The story of Kaspar Hauser has inspired writers down the generations. It’s a tabula rasa, this story of a boy of 16 found in a town square in Nurnberg knowing only one sentence and life in a single dark room, on which the literary imagination has danced.
It’s clearly the origins and inspiration for Kaspar, by the Austrian-born playwright Peter Handke, that’s now just opened in London. But, any review would be remiss not to point out early on that this is avant-garde theatre with a very large capital A. If you like your theatre to have plot, character development, or even logical sense, then this is not the show for you.
“I want to be someone like somebody else was once.” With those words – in every conceivable intonation and rhythm – Ryan Kiggell as Kaspar begins the play, and occupies at least the first 10 minutes. It’s a fine performance – it could easily be a jumble, yet the body language and sounds match perfectly to different possibilities, and the detail exploration of that single phrase is followed by an confused but deeply studied exploration of the banal domestic furnishings, chair, table, bench and wardrobe scattered around the “stage”. It constitutes a spectacularly good piece of physical theatre.
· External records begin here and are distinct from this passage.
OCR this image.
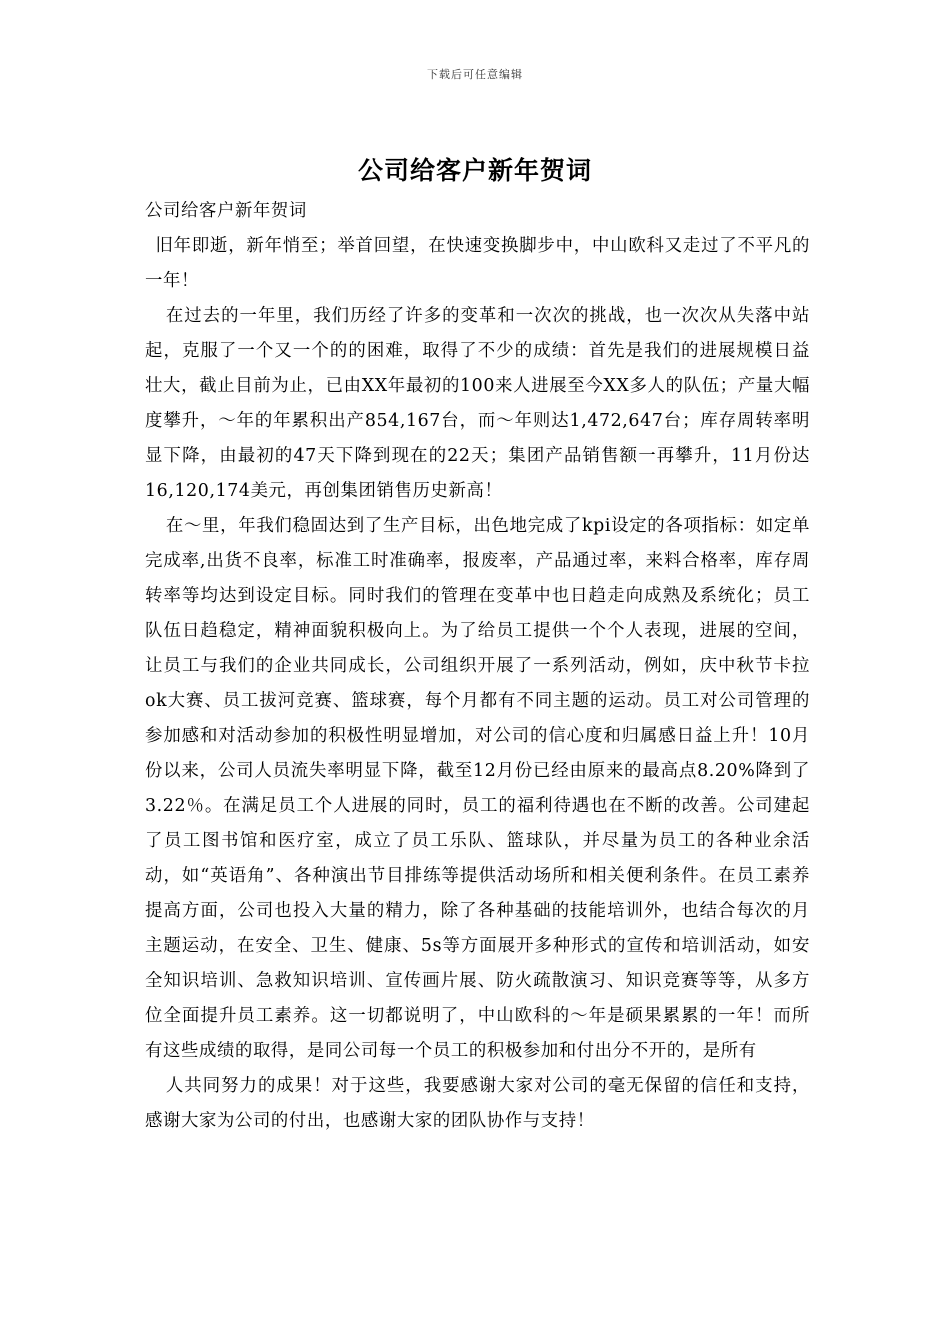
下载后可任意编辑
公司给客户新年贺词

公司给客户新年贺词

旧年即逝，新年悄至；举首回望，在快速变换脚步中，中山欧科又走过了不平凡的一年！

在过去的一年里，我们历经了许多的变革和一次次的挑战，也一次次从失落中站起，克服了一个又一个的的困难，取得了不少的成绩：首先是我们的进展规模日益壮大，截止目前为止，已由XX年最初的100来人进展至今XX多人的队伍；产量大幅度攀升，～年的年累积出产854,167台，而～年则达1,472,647台；库存周转率明显下降，由最初的47天下降到现在的22天；集团产品销售额一再攀升，11月份达16,120,174美元，再创集团销售历史新高！

在～里，年我们稳固达到了生产目标，出色地完成了kpi设定的各项指标：如定单完成率,出货不良率，标准工时准确率，报废率，产品通过率，来料合格率，库存周转率等均达到设定目标。同时我们的管理在变革中也日趋走向成熟及系统化；员工队伍日趋稳定，精神面貌积极向上。为了给员工提供一个个人表现，进展的空间，让员工与我们的企业共同成长，公司组织开展了一系列活动，例如，庆中秋节卡拉ok大赛、员工拔河竞赛、篮球赛，每个月都有不同主题的运动。员工对公司管理的参加感和对活动参加的积极性明显增加，对公司的信心度和归属感日益上升！10月份以来，公司人员流失率明显下降，截至12月份已经由原来的最高点8.20%降到了3.22％。在满足员工个人进展的同时，员工的福利待遇也在不断的改善。公司建起了员工图书馆和医疗室，成立了员工乐队、篮球队，并尽量为员工的各种业余活动，如“英语角”、各种演出节目排练等提供活动场所和相关便利条件。在员工素养提高方面，公司也投入大量的精力，除了各种基础的技能培训外，也结合每次的月主题运动，在安全、卫生、健康、5s等方面展开多种形式的宣传和培训活动，如安全知识培训、急救知识培训、宣传画片展、防火疏散演习、知识竞赛等等，从多方位全面提升员工素养。这一切都说明了，中山欧科的～年是硕果累累的一年！而所有这些成绩的取得，是同公司每一个员工的积极参加和付出分不开的，是所有

人共同努力的成果！对于这些，我要感谢大家对公司的毫无保留的信任和支持，感谢大家为公司的付出，也感谢大家的团队协作与支持！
To enjoy this performance, you have to be able to focus on the moment, the sound, the phrase – trying to make it all make sense in a narrative form can only result in irritation, although there’s certainly plenty of philosophical games to be played. And that focus makes enormous demands on Kiggell; for nearly every second of the production he’s the only focus, from that halting original experimentation with the single sentence, on to the final, more polished presenter, confident at the microphone armed with a seemingly endless collection of almost sensical management buzz words and self-help slogans that reflect Handke’s exploration of the effect of modern life, modern media on this delicate subject.
The setting for this “pop-up” production (clearly this is going to be the phrase for this economic crisis) is an abandoned office, flashy and optimitisc cheap plastic with additional performance from the trains running over this converted railway arch. That works as a setting for the stream of management speak, as well as for the darker moments of this production, as a autocratic, even fascist, state apeears to be shaping this tabula rasa, with enthusiastic recitation of phrases such as “while giving a beating it is good to imagine the imminent order… beat air from their lungs like dust from a rug”.
Live prompters Elisa Terren and Duncan Thomas, half hidden behind the side pillars of the office, work well, but perhaps the least successful part of the production is the “other Kaspars”, who tumble on stage in the second act and roll around it like ill-disciplined theatre clowns. There appears to be intention in this contrast, but their messy movements and pinball interactions don’t enhanced the studied performance of Kiggell.
Still, the Aya Theatre Company has to be congratulated for bringing this very Continental form of theatre to London, and making a very decent fist of an extremely difficult text.
Go and see it if you dare…
The Aya Theatre production continues until February 6.